The Centre Democrats (, CD) were a Danish political party.

History
The party was formed in 1973 by Erhard Jakobsen, a former MP and mayor of Gladsaxe, as a centrist splinter group from the Danish Social Democrats. It participated in both centre-right governments (1982–1988) and centre-left governments (1993–1996).

In the 2001 election it lost its parliamentary representation, a severe setback for the party. In the 2005 election it got 33,635 votes (1% of votes nationwide). It also ran in several municipalities in the Danish municipal election in November 2005. It also ran in simultaneous elections to the new Regional Councils, except in Region Midtjylland where a local party official forgot to hand in the required number of voters' signatures before the deadline closed.
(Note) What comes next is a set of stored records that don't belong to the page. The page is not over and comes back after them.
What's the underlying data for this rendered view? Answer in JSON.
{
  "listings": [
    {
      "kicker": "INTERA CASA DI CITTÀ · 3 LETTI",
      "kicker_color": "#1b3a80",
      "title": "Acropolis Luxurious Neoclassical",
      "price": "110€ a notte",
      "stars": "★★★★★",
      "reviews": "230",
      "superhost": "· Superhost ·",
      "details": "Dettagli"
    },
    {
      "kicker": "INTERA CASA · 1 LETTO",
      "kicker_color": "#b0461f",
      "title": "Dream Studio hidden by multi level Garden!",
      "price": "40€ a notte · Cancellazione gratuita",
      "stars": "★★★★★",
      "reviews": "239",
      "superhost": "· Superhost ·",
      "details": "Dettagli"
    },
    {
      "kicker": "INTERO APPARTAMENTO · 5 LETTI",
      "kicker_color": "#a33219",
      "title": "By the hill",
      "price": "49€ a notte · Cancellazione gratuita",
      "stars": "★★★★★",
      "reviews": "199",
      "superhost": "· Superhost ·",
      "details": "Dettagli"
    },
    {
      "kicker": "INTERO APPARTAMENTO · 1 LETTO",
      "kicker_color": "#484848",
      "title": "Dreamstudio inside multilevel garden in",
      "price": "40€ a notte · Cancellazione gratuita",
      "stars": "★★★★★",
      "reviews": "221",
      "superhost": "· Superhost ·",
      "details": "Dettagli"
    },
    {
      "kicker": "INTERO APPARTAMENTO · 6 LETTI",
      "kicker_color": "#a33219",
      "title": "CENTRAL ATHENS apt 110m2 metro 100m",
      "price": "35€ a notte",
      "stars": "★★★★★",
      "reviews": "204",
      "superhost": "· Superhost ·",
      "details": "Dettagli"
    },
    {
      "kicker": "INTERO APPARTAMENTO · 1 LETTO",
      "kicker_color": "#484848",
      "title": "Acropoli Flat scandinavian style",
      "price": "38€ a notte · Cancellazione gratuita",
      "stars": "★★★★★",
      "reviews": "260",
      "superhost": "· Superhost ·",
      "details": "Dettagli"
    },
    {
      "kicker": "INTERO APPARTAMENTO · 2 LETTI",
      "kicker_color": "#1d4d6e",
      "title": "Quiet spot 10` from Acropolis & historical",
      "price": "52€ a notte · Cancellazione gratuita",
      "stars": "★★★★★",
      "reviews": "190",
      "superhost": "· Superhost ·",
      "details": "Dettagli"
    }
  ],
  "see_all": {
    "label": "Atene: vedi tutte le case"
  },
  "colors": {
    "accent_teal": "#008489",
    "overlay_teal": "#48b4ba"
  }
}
On 26 January 2008 an extraordinary party conference decided to dissolve the party by 1 February 2008.

Party leaders 

 1973–1989: Erhard Jakobsen
 1989–2005: Mimi Jakobsen
 2005–2007: Bjarne Møgelhøj
 2007–2008: Ben Haddou

Election results

Parliament (Folketing)

Municipal elections

Regional elections

European Parliament elections

Notes

References

External links 
centrumdemokraterne.dk - Official website (archived)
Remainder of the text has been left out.